Wednesday, May 26, 2010 For more information,
Jen Powis, Sierra Club Senior Regional Representative, 832-453-4404 or Dr. Neil Carman, chemist, former state regulator, and Clean Air Program Director for the Lone Star Chapter of the Sierra Club, 512-288-5772
EPA: Texas Fails to Protect
(Austin) -- Sierra Club today applauded the decision this week by the U.S. Environmental Protection Agency (EPA) that it will intervene in air permits at some oil and gas refineries and some coal plants in Texas.
“The EPA action this week has been long
overdue,” said Jen Powis, Sierra Club Senior Regional Representative. “For years, hundreds of citizen complaints have fallen on deaf ears at the Texas Commisson on Environmental Quality (TCEQ). The EPA has urged, begged and pled with the Commission to adequately enforce the Clean Air Act to protect citizens. TCEQ failed to do so and continues to fail to enforce national and state laws designed to protect the air we breathe and the water we drink. This is not about EPA taking over a state agency, but about TCEQ’s failure to enforce both state and federal regulations designed to protect our health.”
Sierra Club welcomed the action as a positive first step and noted that the EPA could do more.
“This is a good step by the EPA and they can do even more to address the air quality violations and bad permits that TCEQ is refusing to handle correctly in Texas,” said Eva Hernandez, Beyond Coal Field Organizing Manager. “For example, we have a number of proposed new coal plants in
Texas that, if built, would push several new areas of the state into non-attainment of clean air standards. EPA's move this week will affect two existing Texas coal plants but we have a whole raft of proposed new coal plants that should not be built if we want to truly protect the health of Texans
and our environment.”
The Sierra Club through its Clean Air Program and Beyond Coal Campaign works on reducing air pollution emissions from oil and gas refineries, coal plants, and other sources in Texas.

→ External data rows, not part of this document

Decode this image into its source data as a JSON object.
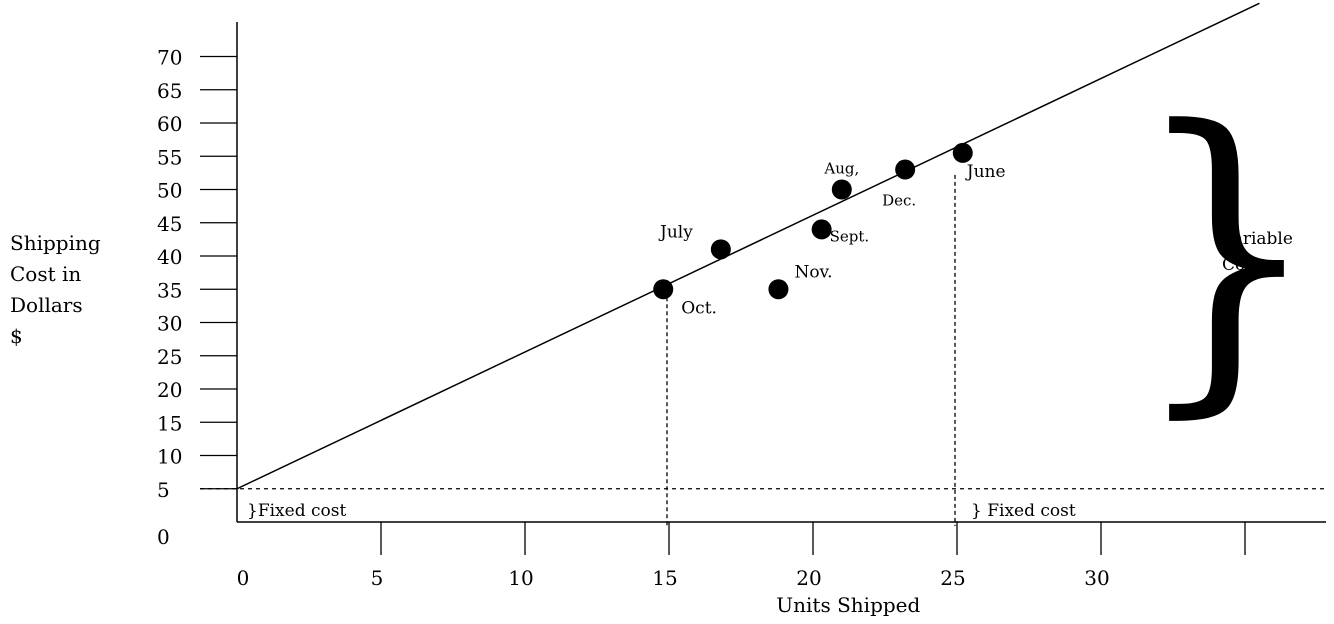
{
  "chart_data": {
    "type": "scatter",
    "title": "",
    "xlabel": "Units Shipped",
    "ylabel_lines": [
      "Shipping",
      "Cost in",
      "Dollars",
      "$"
    ],
    "x_ticks": [
      0,
      5,
      10,
      15,
      20,
      25,
      30
    ],
    "x_tick_labels": [
      "0",
      "5",
      "10",
      "15",
      "20",
      "25",
      "30"
    ],
    "y_ticks": [
      0,
      5,
      10,
      15,
      20,
      25,
      30,
      35,
      40,
      45,
      50,
      55,
      60,
      65,
      70
    ],
    "y_tick_labels": [
      "0",
      "5",
      "10",
      "15",
      "20",
      "25",
      "30",
      "35",
      "40",
      "45",
      "50",
      "55",
      "60",
      "65",
      "70"
    ],
    "xlim": [
      0,
      38
    ],
    "ylim": [
      0,
      75
    ],
    "points": [
      {
        "label": "Oct.",
        "x": 14.8,
        "y": 35,
        "label_pos": "below-right"
      },
      {
        "label": "July",
        "x": 16.8,
        "y": 41,
        "label_pos": "above-left"
      },
      {
        "label": "Nov.",
        "x": 18.8,
        "y": 35,
        "label_pos": "above-right"
      },
      {
        "label": "Sept.",
        "x": 20.3,
        "y": 44,
        "label_pos": "below-right"
      },
      {
        "label": "Aug,",
        "x": 21.0,
        "y": 50,
        "label_pos": "above"
      },
      {
        "label": "Dec.",
        "x": 23.2,
        "y": 53,
        "label_pos": "below"
      },
      {
        "label": "June",
        "x": 25.2,
        "y": 55.5,
        "label_pos": "below-right"
      }
    ],
    "fit_line": {
      "x": [
        0,
        35.5
      ],
      "y": [
        5,
        78
      ]
    },
    "fixed_cost_level": 5,
    "guide_x": [
      15,
      25
    ],
    "annotations": {
      "fixed_cost_left": "}Fixed cost",
      "fixed_cost_right": "} Fixed cost",
      "variable_cost": [
        "Variable",
        "Cost"
      ]
    },
    "grid": false,
    "legend": "none"
  }
}
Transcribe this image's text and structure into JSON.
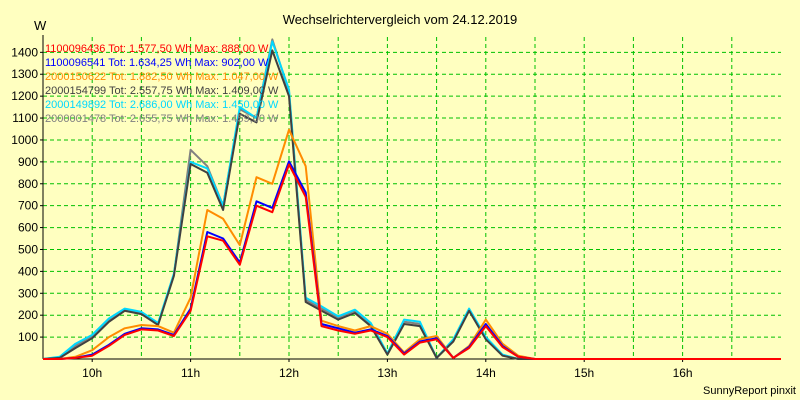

Next week, attorneys for Sierra Club’s Beyond Coal campaign will mount a legal challenge to the Tenaska coal plant permit application to TCEQ for a project proposed near Abilene that would emit over 5,000 tons annually of nitrogen oxides, sulfur dioxide, and particulate matter, over 2,200 pounds annually of highly toxic lead, and over 124 pounds annually of highly toxic mercury.